La historia del fútbol (sin duda alguna el deporte más popular del planeta) está llena de episodios violentos, en los que los jugadores resuelven sus disputas a puños o a patadas sin que los estados en los que esto sucede tomen cartas en el asunto. El rodillazo que el arquero alemán Harald Schumacher le propinó al delantero francés Patrick Battiston en el mundial de España 82 y el golpe del defensor sevillano Javi Navarro que casi mata al delantero del Real Mallorca Juan Arango, en marzo de este año, son ejemplos memorables.
En todos estos casos –salvo excepciones que confirman la norma- las fiscalías y los tribunales penales se han cruzado de brazos, dejando pasar auténticos delitos flagrantes, a menudo cometidos ante los ojos de millones de personas, gracias a que son transmitidos por televisión.
Pareciera que los jugadores, los clubes y aún más los estados donde se practica este fabuloso deporte han llegado a un acuerdo no escrito según el cual lo que sucede en la cancha se resuelve dentro de ella, por más grave que sea el asunto. Las víctimas como Battiston o Arango no pueden acudir a las cortes penales pues serían execrados del circuito futbolístico regido por una institución con más países afiliados que las propias Naciones Unidas: la Federación Internacional de Fútbol Asociado (FIFA).

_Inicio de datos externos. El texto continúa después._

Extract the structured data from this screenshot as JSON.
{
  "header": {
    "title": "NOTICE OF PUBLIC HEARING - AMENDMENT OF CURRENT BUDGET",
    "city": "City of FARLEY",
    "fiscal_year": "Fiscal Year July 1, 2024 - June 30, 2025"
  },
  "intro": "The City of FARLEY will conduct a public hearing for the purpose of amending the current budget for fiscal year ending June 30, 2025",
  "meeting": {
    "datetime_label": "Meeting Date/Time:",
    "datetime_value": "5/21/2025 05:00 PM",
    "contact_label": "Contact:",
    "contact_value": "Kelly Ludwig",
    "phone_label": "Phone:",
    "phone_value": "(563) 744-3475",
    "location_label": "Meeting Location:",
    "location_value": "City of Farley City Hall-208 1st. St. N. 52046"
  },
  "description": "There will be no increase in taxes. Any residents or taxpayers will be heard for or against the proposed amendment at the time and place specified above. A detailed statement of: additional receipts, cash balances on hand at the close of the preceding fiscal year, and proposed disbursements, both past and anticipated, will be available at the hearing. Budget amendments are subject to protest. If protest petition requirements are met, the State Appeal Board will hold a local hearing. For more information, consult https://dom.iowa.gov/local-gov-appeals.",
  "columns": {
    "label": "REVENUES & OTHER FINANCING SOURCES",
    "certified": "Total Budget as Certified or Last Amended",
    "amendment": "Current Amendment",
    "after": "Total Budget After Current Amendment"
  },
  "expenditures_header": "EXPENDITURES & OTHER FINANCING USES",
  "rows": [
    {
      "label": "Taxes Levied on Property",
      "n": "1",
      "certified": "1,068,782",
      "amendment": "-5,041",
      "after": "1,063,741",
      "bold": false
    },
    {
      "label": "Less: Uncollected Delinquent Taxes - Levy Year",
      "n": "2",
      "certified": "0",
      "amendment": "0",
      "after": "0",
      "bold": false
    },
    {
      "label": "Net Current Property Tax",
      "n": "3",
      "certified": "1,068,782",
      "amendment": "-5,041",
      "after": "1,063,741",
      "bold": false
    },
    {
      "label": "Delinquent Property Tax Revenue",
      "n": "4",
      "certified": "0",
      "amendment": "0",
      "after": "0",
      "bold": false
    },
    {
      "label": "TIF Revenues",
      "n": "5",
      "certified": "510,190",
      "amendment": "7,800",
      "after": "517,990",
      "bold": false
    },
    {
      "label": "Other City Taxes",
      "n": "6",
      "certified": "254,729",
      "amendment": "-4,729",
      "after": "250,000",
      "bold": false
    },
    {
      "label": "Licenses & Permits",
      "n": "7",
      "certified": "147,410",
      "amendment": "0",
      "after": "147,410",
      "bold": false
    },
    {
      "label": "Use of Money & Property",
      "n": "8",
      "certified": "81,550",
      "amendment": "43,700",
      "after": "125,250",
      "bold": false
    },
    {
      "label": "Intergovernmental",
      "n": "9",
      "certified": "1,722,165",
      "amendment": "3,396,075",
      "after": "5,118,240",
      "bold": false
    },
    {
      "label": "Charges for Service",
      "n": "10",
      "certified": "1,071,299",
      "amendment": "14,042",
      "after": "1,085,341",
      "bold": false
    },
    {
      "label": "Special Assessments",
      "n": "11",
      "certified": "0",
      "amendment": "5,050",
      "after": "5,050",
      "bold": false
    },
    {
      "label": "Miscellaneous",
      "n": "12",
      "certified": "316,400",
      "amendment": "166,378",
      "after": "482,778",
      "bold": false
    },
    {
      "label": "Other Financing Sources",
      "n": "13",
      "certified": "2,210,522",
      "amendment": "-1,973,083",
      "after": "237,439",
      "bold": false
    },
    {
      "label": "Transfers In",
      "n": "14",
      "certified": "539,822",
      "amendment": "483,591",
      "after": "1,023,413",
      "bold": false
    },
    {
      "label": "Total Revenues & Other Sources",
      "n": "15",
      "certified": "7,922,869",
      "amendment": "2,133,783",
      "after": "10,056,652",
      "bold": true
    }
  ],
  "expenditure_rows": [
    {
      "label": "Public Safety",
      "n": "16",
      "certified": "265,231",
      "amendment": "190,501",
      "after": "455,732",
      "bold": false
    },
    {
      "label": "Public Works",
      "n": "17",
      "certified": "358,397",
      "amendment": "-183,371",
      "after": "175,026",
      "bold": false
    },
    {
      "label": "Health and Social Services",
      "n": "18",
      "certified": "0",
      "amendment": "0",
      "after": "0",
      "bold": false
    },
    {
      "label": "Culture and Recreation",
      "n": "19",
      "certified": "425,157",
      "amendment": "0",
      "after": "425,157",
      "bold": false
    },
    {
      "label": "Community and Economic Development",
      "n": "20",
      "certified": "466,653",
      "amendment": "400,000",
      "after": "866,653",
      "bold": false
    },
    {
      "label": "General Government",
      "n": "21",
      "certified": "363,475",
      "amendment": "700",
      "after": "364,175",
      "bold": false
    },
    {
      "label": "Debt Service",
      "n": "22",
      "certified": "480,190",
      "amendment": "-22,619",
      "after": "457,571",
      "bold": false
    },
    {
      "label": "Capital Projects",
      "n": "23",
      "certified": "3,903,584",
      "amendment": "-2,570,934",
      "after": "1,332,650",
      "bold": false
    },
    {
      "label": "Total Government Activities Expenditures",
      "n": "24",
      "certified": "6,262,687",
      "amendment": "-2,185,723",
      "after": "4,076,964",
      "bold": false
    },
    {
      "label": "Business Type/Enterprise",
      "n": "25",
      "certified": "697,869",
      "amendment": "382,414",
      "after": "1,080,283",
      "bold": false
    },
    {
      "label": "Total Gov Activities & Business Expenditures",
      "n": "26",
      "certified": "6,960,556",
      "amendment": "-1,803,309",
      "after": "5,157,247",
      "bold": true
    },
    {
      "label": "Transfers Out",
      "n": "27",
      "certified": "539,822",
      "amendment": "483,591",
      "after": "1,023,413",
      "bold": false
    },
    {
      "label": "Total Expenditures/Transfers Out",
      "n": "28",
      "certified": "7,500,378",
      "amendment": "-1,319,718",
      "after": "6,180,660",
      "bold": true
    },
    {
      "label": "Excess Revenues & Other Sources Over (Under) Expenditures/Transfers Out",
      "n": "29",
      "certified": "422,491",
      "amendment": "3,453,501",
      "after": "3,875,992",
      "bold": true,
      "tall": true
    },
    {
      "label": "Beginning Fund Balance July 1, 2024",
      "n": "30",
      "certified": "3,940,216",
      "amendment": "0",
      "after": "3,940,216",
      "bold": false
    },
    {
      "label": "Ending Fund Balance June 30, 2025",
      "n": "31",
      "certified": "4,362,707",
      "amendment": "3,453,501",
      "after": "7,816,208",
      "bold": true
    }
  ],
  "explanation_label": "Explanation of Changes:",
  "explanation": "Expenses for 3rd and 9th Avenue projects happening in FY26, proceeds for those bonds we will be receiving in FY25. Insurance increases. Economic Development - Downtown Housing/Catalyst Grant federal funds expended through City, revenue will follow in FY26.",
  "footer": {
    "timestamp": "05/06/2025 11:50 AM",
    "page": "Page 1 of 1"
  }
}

La FIFA opera como una suerte de gobierno supranacional para los asuntos del fútbol, y todo lo que rodea la organización y realización de los juegos. Su norma más importante es el Código Disciplinario, que se aplica sobre las asociaciones nacionales y sus miembros, “en particular los clubes”; los árbitros, los jugadores (hombres o mujeres), personas o entidades autorizadas por la federación para organizar un evento y, finalmente, los espectadores.
En el artículo 47 de esa norma, por ejemplo, se establece que “un jugador que deliberadamente asalte a alguien físicamente o dañe su salud será suspendido hasta por 4 juegos”. Esta pena se reducirá a la mitad si no se verifica un daño físico.
Es lógico que esta federación intente colocar bajo su jurisdicción la mayor cantidad de incidencias posibles dentro de los 5 mil metros cuadrados que hacen un gramado profesional, así como las gradas que lo rodean. Esa es una expresión más del poder de esta organización. Un poder que deriva no sólo de la cantidad de afiliados a lo largo y ancho de todo el mundo, sino también de toda la actividad económica que se desarrolla en torno a este deporte. El presupuesto de gastos operativos para la FIFA en 2005 supera los 700 millones de euros, según cifras oficiales. Pero esto no indica las verdaderas fortunas que moviliza el fútbol por concepto de publicidad, ventas de artículos y “mercadeo” de jugadores. Todo un supraestado.
Lo que no tiene explicación es que los estados, tradicionalmente tan celosos en cuanto a la preservación de su soberanía, se crucen de brazos cuando se trata de aplicar sus leyes penales para sancionar hechos de violencia manifiesta y dolosa entre los jugadores. Esa “impunidad” podría ser la explicación para otros sucesos más graves que se reportan antes y después de los partidos, tanto en las gradas como en las proximidades de los estadios.